We turn next to the amount of the debt. Cohen’s analysis suffers from two weaknesses. First, his calculation of interest is based on what he describes, without supporting citation, as New York’s statutory rate, and he does not explain why that rate would be applicable when the notes call for interest at two percent above Republic’s fluctuating Reference Rate. Therefore, a remand is necessary for the calculation of the interest due when the estate settled with Republic. Second, he fails to take into account the $673,774.56 Republic received from the insurance policies owned by XTRMZ and assigned to Republic as security for the debt. That sum obviously represented a payment by the principal on the debt, thereby reducing the debt from $2,233,535.12 to $1,559,760.56. The latter figure plus the interest due to Republic at the time the settlement order was entered would equal the amount of the total debt. If the $900,000 paid by the estate represents more than one-third of that debt, then the estate would be entitled to a judgment for one-half of the excess from Cohen, plus interest at the rates set by Rule 4:42-ll(a) from the time the estate paid Republic pursuant to the order of settlement. N. Bergen Rex Transp. v. Trailer Leasing Co., 158 N.J. 561, 575, 730 A.2d 843 (1999). On remand, both sides may offer proof with respect to the interest rate applicable to the notes, and the trial court shall resolve that issue and enter judgment accordingly.

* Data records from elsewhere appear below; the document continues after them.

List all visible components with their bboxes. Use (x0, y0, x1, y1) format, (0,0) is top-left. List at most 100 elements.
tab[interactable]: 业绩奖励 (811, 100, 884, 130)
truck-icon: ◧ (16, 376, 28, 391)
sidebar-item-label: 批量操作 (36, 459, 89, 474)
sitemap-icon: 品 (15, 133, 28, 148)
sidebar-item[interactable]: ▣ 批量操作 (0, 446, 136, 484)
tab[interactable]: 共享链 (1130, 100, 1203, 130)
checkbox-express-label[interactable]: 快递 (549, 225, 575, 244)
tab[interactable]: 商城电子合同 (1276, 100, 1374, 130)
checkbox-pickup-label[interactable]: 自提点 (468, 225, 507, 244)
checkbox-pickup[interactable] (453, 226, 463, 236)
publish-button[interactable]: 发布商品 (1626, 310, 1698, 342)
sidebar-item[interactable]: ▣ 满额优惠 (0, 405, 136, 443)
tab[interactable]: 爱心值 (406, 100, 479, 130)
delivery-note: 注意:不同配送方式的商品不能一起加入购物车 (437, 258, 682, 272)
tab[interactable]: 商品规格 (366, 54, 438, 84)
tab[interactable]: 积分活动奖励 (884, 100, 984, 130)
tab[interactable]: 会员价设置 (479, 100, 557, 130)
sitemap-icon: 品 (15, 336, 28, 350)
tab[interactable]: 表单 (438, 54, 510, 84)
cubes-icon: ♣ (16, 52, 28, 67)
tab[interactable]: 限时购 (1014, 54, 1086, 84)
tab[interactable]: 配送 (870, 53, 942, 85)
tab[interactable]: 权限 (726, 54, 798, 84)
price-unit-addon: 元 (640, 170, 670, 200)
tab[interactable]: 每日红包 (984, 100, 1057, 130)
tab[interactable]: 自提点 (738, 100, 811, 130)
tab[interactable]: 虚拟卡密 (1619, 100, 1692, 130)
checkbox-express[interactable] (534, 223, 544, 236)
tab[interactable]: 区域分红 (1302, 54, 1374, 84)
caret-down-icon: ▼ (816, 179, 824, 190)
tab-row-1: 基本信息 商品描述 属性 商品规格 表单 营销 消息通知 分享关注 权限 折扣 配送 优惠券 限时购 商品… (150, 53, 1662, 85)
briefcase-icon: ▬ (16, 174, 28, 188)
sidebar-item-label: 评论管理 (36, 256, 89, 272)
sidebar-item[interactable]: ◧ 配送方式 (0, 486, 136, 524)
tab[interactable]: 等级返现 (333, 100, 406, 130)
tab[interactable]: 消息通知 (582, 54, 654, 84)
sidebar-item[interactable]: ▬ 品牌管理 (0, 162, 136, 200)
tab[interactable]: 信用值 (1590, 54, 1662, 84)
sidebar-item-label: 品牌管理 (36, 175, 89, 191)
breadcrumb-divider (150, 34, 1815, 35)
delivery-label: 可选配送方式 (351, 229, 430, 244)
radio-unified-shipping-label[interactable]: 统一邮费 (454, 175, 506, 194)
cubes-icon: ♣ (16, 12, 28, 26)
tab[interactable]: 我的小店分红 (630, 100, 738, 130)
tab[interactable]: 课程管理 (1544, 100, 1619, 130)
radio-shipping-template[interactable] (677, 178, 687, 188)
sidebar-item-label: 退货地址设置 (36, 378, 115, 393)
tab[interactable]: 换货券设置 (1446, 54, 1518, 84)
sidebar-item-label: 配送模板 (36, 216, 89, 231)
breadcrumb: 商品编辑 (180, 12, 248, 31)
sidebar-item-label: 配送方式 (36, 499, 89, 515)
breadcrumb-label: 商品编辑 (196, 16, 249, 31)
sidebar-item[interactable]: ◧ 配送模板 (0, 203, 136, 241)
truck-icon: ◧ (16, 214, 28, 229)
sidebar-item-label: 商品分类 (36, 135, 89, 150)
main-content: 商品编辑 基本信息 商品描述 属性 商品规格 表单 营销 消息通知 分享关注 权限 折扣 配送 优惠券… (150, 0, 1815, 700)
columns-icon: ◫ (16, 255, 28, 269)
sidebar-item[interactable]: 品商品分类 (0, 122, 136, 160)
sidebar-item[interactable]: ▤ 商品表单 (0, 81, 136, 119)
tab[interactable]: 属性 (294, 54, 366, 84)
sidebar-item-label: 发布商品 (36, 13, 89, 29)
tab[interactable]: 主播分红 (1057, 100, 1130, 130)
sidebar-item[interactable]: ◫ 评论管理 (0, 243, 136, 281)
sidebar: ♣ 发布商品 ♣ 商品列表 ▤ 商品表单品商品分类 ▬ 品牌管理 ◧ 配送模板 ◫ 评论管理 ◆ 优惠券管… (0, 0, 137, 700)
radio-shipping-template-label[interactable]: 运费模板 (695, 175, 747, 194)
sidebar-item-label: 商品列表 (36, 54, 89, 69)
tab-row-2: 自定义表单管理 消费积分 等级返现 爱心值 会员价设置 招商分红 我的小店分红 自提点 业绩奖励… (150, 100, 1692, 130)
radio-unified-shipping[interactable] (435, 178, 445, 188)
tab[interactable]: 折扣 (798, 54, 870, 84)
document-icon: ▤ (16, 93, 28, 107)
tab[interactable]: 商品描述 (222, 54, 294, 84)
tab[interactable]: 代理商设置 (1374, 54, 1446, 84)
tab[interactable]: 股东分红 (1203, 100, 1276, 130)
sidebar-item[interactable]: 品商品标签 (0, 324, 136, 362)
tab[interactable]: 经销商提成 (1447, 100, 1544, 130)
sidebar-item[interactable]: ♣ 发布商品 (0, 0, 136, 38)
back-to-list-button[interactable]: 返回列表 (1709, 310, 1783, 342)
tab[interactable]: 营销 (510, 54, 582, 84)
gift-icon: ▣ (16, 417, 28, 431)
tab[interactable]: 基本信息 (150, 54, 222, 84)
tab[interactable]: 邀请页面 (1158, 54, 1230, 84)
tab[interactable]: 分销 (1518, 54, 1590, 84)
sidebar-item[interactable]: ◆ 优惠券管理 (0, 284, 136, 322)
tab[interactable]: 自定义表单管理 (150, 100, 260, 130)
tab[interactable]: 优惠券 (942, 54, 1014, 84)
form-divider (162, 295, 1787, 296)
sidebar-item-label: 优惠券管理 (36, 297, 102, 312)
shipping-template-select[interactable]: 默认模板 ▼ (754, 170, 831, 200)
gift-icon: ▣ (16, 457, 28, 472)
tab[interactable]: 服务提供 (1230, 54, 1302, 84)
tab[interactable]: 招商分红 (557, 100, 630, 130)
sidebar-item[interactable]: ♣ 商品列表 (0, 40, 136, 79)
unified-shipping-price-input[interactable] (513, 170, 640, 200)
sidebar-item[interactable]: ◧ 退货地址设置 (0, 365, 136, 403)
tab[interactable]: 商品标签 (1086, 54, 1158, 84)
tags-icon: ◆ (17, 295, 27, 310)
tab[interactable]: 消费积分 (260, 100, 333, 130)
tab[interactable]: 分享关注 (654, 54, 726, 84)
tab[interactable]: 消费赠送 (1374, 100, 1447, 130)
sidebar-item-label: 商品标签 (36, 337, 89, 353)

Cohen offers two additional points, which we reject. Relying on the Uniform Commercial Code, N.Y. U.C.C. § 3-415, which is not substantively different from N.J.S.A. 12A:3-419, he claims he was not a co-obligor but rather an accommodation party. An *571accommodation party is one who signs an instrument “for the purpose of incurring liability on the instrument without being a direct beneficiary of the value given for the instrument____” N.J.S.A. 12A:3-419(a). An accommodation party is liable on the note to the holder but not to the accommodated party. N.J.S.A. 12A:3-419(e); N.Y. U.C.C. § 3-415(5). Accordingly, if Cohen was an accommodation party, his status would preclude the estate from seeking contribution from him. But Cohen’s claim is without merit because he was an equal principal in the corporations, sharing in the benefits the corporations enjoyed as a result of the Republic loan. Kristiansen v. Kristiansen, 280 A.D.2d 584, 720 N.Y.S.2d 553, 554 (2001). Furthermore the guarantees he signed clearly described him as a guarantor of the debt.

Cohen also argues that this suit is barred because the estate settled with Republic without notice to him. But the cases he cites, Chase Manhattan Bank v. 264 Water Street Associates, 222 A.D.2d 229, 634 N.Y.S.2d 687 (1995), and National Union Fire Insurance Co. v. Red Apple Group, Inc., 309 A.D.2d 657, 767 N.Y.S.2d 68 (2003), concern the rights of indemnitors and not those of co-guarantors. The law regarding indemnity differs from that of contribution because all co-guarantors must share proportionately in the liability, and no case requires notice of a settlement in this context.

Reversed and remanded for further proceedings consistent with this opinion.

Cohen does not question the responsibility of the estate for Camhe’s share. We assume that New York law on this point is similar to our own. See N.J.S.A. 2A:55-2 (providing that ”[t]he representative of 1 joint debtor dying in the lifetime of the other joint debtor, may be charged with the obligation in the same manner as the representative might have been charged if the joint debtors had been bound severally as well as jointly”).